O portão de ferro rangeu quando se abriu, e o som ecoou pelos corredores frios.
Thomas passou pela revista com o crachá pendendo do pescoço, o olhar firme e atento.
A morte de Daniel Santos havia sido registrada como “resultado de uma briga generalizada entre detentos”.
Mas nada naquele relatório o convencia.
— Generalizada… — murmurou, folheando o dossiê. — Conveniente demais.
O agente penitenciário que o acompanhava desviou o olhar, visivelmente desconfortável.
— Foi o que o laudo apontou, senhor Alves. Discussão, agressão, fatalidade.

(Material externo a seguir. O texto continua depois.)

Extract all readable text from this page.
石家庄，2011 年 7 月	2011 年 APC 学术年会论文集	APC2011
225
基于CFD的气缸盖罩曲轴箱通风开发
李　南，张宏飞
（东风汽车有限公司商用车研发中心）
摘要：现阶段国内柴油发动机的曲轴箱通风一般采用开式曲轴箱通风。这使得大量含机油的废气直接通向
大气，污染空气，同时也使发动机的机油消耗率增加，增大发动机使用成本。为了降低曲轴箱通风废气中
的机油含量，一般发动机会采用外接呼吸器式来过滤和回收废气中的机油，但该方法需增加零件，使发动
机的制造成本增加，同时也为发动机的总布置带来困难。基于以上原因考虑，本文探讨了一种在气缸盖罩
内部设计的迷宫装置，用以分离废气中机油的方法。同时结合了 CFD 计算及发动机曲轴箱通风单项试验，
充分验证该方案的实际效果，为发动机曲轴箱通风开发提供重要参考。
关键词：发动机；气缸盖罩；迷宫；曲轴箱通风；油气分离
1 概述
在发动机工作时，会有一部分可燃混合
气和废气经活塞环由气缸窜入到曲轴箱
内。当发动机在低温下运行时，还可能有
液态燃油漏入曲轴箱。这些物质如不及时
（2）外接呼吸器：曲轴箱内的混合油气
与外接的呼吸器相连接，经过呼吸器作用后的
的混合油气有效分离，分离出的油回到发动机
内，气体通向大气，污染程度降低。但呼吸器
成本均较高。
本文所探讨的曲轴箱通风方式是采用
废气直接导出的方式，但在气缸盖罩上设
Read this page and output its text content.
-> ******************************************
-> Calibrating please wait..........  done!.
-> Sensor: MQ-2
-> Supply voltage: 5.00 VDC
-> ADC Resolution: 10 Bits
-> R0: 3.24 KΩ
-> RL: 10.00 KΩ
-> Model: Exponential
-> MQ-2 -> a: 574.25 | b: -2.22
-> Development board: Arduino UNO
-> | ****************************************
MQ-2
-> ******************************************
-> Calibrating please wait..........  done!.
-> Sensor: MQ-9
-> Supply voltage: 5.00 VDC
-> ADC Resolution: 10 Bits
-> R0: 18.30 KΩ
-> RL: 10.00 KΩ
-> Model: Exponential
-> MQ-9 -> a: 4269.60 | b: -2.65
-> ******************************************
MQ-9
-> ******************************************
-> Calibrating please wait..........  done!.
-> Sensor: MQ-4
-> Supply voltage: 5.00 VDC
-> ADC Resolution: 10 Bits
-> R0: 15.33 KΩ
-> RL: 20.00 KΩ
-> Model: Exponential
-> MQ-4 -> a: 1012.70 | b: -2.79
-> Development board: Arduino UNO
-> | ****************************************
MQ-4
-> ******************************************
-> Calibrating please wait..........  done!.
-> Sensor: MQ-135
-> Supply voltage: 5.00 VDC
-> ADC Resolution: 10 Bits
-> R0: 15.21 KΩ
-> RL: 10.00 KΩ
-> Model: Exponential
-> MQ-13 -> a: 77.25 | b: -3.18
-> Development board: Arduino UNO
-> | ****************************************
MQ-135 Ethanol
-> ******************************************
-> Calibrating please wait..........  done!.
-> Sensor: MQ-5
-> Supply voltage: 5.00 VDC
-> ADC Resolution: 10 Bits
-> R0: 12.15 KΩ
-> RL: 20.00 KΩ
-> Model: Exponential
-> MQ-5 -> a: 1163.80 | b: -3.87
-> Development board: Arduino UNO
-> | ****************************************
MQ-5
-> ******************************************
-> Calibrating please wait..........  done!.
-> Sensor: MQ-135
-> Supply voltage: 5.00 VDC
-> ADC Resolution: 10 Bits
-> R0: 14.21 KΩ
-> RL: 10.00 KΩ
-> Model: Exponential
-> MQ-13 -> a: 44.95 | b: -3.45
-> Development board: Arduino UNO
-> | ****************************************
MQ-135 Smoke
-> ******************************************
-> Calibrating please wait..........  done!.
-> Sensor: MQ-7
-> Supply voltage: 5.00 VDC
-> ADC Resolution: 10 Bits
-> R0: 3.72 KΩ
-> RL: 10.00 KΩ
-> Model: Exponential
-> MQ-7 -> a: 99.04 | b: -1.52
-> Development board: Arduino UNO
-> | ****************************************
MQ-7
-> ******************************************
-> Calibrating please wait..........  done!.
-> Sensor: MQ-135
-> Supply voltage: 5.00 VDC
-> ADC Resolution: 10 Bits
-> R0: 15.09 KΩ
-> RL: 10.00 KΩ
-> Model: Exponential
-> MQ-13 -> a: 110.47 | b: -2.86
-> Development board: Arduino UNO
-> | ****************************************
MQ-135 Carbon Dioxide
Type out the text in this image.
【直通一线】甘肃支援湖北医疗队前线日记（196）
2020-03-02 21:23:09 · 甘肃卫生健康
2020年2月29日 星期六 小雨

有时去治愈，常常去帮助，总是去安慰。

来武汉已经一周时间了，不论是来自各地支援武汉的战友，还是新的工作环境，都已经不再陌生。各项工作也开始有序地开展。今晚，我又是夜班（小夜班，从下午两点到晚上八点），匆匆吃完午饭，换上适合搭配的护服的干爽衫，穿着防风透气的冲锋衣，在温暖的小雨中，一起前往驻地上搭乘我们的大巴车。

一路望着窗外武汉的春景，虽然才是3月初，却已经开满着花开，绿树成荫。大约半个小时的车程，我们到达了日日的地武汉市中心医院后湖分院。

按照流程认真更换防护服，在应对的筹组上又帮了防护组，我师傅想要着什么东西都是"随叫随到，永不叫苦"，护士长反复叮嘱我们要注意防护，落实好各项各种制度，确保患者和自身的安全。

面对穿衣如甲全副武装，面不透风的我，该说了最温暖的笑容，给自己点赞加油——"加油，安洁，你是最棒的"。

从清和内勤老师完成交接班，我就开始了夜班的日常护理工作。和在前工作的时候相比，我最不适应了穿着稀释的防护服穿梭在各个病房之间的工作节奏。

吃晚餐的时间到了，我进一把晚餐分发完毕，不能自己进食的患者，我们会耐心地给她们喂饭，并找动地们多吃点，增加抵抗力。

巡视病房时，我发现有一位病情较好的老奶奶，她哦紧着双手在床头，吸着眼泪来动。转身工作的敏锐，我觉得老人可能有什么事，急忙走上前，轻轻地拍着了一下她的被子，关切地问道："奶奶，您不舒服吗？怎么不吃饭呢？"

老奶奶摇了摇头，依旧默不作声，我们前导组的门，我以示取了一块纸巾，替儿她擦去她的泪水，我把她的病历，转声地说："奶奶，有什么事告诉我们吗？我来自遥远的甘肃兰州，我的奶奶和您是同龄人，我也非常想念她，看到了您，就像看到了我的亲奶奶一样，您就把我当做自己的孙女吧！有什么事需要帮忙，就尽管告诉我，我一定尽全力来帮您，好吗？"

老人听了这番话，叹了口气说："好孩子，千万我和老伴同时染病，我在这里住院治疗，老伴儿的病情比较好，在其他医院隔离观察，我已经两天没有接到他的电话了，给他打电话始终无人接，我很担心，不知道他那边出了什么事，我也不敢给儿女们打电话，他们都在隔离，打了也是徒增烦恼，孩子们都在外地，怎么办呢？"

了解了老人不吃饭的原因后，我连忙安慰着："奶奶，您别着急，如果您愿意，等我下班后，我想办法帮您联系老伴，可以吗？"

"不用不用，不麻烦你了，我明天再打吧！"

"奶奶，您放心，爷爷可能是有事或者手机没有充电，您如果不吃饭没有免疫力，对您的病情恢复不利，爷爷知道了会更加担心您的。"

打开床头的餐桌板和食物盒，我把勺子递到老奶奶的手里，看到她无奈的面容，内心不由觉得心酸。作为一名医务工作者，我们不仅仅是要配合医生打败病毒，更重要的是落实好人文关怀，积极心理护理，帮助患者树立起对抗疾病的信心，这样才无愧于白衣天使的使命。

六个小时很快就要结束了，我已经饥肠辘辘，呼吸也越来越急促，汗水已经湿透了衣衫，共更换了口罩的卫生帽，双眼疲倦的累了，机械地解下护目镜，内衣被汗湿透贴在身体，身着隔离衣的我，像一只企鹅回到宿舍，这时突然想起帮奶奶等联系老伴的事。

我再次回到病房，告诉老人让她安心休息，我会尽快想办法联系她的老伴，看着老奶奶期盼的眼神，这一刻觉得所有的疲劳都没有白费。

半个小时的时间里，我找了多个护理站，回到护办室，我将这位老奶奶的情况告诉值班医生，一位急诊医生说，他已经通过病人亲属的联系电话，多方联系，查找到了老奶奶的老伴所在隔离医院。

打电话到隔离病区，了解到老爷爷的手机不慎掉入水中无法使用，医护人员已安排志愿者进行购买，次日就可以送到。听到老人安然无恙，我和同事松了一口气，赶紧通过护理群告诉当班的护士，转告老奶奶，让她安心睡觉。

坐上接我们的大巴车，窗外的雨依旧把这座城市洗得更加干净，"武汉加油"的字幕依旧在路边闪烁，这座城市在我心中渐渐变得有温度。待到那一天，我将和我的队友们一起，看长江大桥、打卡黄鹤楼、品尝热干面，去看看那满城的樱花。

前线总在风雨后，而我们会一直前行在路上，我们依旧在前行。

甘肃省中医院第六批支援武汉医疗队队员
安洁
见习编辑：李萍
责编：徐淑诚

Thomas ergueu uma sobrancelha.
— E o vídeo de segurança?
O guarda hesitou. — Infelizmente… o sistema estava em manutenção.
Thomas fechou a pasta, respirando fundo.
O instinto policial pulsava em alerta.
— Engraçado — disse ele, a voz baixa. — Toda vez que alguém ligado ao caso Monteiro morre, as câmeras “entram em manutenção”.
O guarda não respondeu.
Thomas virou-se para o corredor, os passos ecoando no piso frio.
O pressentimento era claro: a morte de Daniel não era um fim. Era o início de algo maior.
E enquanto, em algum ponto da cidade, o amor renascia entre sorrisos e café,
no silêncio daquele presídio, a verdade começava a se mover — como uma sombra prestes a emergir.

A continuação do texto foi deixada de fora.